Mac users have always had the freedom to install software from any source, so businesses may draw on that experience. However, installing programs from sources other than the App Store on Macs has become more of a challenge for Apple in recent years. To make their apps work on Macs, developers must sign them with the firm. Users are also encouraged to only download programs from the App Store due to additional warnings and annoyances.

The same strategy on iOS might allow the corporation to subtly encourage users to continue using the App Store even on that platform. This might spell doom for other app shops, given that the App Store has long been the sole popular means of obtaining applications for the iPhone, in contrast to the Mac.
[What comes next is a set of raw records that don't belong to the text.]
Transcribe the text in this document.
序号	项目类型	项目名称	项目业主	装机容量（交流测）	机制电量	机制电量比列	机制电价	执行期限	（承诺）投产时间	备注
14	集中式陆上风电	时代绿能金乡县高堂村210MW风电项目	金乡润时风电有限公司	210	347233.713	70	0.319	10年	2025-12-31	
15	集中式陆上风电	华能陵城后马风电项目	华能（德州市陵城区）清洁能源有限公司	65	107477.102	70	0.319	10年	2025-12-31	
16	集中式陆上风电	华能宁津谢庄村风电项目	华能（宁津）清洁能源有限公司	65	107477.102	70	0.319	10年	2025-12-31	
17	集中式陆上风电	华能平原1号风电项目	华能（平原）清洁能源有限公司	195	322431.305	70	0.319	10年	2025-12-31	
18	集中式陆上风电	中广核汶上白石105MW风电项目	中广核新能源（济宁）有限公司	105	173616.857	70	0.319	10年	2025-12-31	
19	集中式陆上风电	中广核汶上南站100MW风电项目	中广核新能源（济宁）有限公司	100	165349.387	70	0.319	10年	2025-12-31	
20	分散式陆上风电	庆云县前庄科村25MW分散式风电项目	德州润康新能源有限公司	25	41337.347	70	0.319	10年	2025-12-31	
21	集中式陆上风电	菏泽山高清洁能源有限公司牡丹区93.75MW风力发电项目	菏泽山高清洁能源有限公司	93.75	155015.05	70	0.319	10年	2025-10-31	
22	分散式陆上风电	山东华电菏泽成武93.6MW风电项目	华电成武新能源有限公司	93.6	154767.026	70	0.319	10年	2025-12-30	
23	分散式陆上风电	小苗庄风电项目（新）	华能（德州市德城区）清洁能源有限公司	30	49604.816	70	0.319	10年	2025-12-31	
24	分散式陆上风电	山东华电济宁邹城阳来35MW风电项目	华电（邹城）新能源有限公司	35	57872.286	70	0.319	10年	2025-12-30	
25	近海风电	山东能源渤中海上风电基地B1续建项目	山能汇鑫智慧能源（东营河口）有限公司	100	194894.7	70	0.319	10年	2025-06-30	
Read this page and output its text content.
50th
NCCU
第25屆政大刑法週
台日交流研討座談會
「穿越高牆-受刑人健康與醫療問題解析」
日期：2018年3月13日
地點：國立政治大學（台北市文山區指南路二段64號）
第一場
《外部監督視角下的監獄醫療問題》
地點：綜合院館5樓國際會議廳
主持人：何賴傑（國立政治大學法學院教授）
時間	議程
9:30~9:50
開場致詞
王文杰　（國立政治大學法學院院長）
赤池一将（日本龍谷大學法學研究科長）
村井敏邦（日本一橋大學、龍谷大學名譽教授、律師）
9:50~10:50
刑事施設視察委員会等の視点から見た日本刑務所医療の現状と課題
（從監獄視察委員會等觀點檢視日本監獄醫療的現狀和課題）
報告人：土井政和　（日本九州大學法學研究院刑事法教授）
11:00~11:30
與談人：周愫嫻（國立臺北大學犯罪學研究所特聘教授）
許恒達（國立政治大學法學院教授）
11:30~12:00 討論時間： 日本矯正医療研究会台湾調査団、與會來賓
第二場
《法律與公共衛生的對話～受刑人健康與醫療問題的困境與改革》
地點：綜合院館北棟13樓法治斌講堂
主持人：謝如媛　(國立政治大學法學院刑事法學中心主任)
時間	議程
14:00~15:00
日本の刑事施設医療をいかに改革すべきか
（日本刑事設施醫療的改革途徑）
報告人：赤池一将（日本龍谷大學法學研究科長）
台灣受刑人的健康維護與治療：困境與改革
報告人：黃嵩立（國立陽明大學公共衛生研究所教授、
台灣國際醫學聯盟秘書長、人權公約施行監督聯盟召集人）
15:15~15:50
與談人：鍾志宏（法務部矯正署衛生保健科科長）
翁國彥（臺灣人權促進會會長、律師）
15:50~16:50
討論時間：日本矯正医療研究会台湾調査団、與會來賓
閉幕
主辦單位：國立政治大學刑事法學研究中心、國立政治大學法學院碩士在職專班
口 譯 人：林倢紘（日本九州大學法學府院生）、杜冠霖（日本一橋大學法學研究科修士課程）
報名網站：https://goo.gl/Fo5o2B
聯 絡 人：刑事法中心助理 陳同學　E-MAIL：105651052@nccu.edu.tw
So long as the vast majority of its customers remained behind closed doors, Apple could open up to everyone.


Apple is introducing sideloading apps on iPhones, allowing users to download apps from alternative app stores like the Samsung Galaxy Store and Amazon App Store. However, this functionality is only available to iPhone users in the EU, as Apple has long been against app sideloading and alternative app stores. The changes are being made to comply with the EU’s Digital Markets Act, which will take effect in March. Developers can also use third-party options for in-app payments and support game streaming for multiple titles.


Does the iPhone allow sideloading apps?

Along with other software updates for the iPhone and iPad with the imminent release of iOS 17.4, Apple is implementing sweeping changes to the App Store to conform to the regulatory policies of the European Union’s Digital Markets Act (DMA). Among these changes is the ability to sideload applications on the iPhone.

Is Apple allowing third-party apps?

As part of the updates, Apple announced that customers will be able to access app stores developed by companies other than Apple and install them on their devices.

Will Apple allow sideloading in the UK?

Installing competing app shops on iPhones is something Apple will permit, but only in Europe. Major updates to Apple’s App Store since its 2008 introduction are on the way with iOS 17.4.